Author JK Rowling said she was "alarmed and dismayed" at Mr Cameron's reaction to the report.
"Without statutory underpinning, Leveson's recommendations will not work. We will be left with yet another voluntary system from which the press can walk away.
"If the prime minister did not wish to change the regulatory system even to the moderate, balanced and proportionate extent proposed by Lord Leveson, I am at a loss to understand why so much public money has been spent and why so many people have been asked to re-live extremely painful episodes on the stand in front of millions."
Professor John Tulloch, survivor of the 7/7 London bombings and whose phone was hacked by the News of the World, said the media were more concerned about turning a profit than journalism.

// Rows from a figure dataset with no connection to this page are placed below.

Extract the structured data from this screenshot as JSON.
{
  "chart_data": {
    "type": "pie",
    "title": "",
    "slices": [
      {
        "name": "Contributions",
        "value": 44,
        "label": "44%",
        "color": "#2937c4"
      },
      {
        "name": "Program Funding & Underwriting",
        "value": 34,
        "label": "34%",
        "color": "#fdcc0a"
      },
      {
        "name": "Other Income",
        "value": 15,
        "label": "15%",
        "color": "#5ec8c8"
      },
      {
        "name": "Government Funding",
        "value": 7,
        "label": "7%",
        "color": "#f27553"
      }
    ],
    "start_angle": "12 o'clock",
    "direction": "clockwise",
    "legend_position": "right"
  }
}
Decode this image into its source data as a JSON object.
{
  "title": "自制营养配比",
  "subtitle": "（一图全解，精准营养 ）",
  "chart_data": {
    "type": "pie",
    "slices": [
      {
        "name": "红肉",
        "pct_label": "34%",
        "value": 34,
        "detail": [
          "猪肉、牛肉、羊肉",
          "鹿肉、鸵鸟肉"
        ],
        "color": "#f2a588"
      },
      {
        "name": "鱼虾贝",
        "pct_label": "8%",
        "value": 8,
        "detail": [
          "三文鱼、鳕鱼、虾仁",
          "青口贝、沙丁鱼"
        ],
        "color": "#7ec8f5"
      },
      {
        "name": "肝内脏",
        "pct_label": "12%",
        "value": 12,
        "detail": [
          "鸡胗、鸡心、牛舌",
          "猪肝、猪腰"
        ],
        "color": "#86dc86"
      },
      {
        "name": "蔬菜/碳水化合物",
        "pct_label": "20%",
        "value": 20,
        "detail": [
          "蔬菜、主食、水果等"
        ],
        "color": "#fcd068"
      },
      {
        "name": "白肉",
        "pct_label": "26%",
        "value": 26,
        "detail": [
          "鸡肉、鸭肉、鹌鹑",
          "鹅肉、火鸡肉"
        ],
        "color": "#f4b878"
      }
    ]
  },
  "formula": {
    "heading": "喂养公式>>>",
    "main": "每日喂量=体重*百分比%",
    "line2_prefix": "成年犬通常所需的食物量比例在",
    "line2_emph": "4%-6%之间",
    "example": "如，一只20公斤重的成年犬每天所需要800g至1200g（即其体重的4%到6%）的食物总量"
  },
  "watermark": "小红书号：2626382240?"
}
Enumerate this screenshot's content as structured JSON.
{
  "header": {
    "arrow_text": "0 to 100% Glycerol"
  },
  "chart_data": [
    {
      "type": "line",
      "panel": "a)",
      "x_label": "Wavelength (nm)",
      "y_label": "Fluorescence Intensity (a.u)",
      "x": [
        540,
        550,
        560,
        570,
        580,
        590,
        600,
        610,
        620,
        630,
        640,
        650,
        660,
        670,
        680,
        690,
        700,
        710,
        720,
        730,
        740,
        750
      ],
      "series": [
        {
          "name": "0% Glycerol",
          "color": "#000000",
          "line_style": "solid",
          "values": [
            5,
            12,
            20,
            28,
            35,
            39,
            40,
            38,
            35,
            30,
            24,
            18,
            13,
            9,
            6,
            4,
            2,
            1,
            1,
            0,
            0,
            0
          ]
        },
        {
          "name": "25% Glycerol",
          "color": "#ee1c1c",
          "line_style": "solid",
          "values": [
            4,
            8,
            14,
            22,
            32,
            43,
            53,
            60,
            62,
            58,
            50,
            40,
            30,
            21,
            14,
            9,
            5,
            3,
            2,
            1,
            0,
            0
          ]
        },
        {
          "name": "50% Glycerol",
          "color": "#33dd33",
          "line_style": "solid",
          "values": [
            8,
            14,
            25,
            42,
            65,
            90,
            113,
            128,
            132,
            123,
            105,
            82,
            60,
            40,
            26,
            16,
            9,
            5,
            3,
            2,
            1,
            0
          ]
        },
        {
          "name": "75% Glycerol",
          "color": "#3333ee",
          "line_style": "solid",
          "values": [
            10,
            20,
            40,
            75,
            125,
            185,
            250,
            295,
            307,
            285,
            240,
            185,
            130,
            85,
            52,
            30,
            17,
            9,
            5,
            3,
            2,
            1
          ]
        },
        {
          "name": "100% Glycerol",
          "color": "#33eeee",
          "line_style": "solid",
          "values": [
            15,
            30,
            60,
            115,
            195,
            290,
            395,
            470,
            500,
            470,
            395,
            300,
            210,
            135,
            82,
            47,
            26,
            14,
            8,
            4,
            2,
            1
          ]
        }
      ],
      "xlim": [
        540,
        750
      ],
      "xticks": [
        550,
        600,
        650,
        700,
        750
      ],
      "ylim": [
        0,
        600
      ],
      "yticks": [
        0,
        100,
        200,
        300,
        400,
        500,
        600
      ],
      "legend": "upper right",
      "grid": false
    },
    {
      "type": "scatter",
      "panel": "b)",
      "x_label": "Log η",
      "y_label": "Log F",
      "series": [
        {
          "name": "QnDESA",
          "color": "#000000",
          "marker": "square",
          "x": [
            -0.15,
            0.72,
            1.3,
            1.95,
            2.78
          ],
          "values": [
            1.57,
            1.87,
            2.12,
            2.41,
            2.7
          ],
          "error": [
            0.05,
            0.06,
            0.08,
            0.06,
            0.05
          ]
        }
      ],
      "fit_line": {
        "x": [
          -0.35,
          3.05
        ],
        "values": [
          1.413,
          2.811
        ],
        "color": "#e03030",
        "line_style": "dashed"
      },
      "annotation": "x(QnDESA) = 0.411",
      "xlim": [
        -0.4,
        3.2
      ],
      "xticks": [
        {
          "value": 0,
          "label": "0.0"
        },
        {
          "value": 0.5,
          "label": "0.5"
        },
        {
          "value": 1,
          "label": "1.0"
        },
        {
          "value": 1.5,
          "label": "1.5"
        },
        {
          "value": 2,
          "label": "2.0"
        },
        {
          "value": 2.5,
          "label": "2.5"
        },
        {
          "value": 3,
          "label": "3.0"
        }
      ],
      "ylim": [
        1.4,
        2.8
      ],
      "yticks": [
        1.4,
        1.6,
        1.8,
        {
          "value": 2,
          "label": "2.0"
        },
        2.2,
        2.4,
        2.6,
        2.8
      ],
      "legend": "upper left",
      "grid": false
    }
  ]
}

"Our print industry, media industry, is not free in the sense of the great tradition. It's corporate. And it's to do with profit, it's to do with selling people's stories for profit - including my own - when it suited them."
Paul Dadge, who helped survivors of the 7/7 bombings and also had his phone hacked, said Prime Minister David Cameron should support the public view over that of the press.
He said: "There's an opportunity here for this to backfire on him spectacularly. He has either got to side with the public or with the press. There's no half-way house.
"The press have had their opportunity for the last 70 years. It's now time for the public and for victims to have their voices heard."
Former TV presenter, Anne Diamond, told the inquiry she and her family were ''besieged'' by reporters within one hour of finding out her baby son Sebastian had died.
She now says Mr Cameron is "worried about alienating the very press he needs support from to win the next election and the problem is that if he kicks this into the long grass, if he announces committees and various people to look into this, if he just puts it off and puts it off and puts it off, it will become a subject that's impossible for any of the political parties to discuss, because we will be in a pre-election term and nobody will want to go there".
Labour MP Chris Bryant, another victim of phone hacking by journalists, said: "The biggest condemnation in this document is of politics over the last 30 years, because Lord [Justice] Leveson said we have all failed and sometimes we failed to act because we were too frightened about what would be written in newspapers about us personally or about our party politics."
Singer Charlotte Church, appearing on BBC One's Question Time, said: "Leveson has said to the press - 'You take responsibility, you guardians, you take responsibility, you make your own rules', which is a very privileged position to be in, and all that the statutory underpinning should be able to do is make sure that there is a body that those rules are enforced, and I don't see any way in which that can affect the free press."
Former Formula 1 boss Max Mosley, who sued the News of the World for privacy damages over claims that he was involved in a "sick Nazi orgy", said: "It would make the situation much better than it is now and what he has done is more or less give the press what the Hunt-Black proposals would want, but with a statutory underpinning to make sure there's no backsliding and no cheating.
"The only real omission is that if you want to stop something coming out because you find that they are going to breach your privacy, you would still have to go to court to do that, which of course is very expensive."
Christopher Jeffries is a retired school teacher who won damages thought to be in the region of around £500,000 from eight newspapers who had linked him with the murder of Joanna Yates in Bristol in December 2010.
He told BBC News the Leveson recommendations "are proportionate, reasonable and entirely workable and I can see no reason at all why the prime minister should feel there is any part of the recommendation that he's unable to implement fully".
He added: "It seems to me to be quite unacceptable that there should be cherry-picking in this way.
"The damage is already done in my case, and although I did get some redress, that experience will live with me forever... arrangements should be put in place to ensure that nobody in the future is put into the position that I was put in."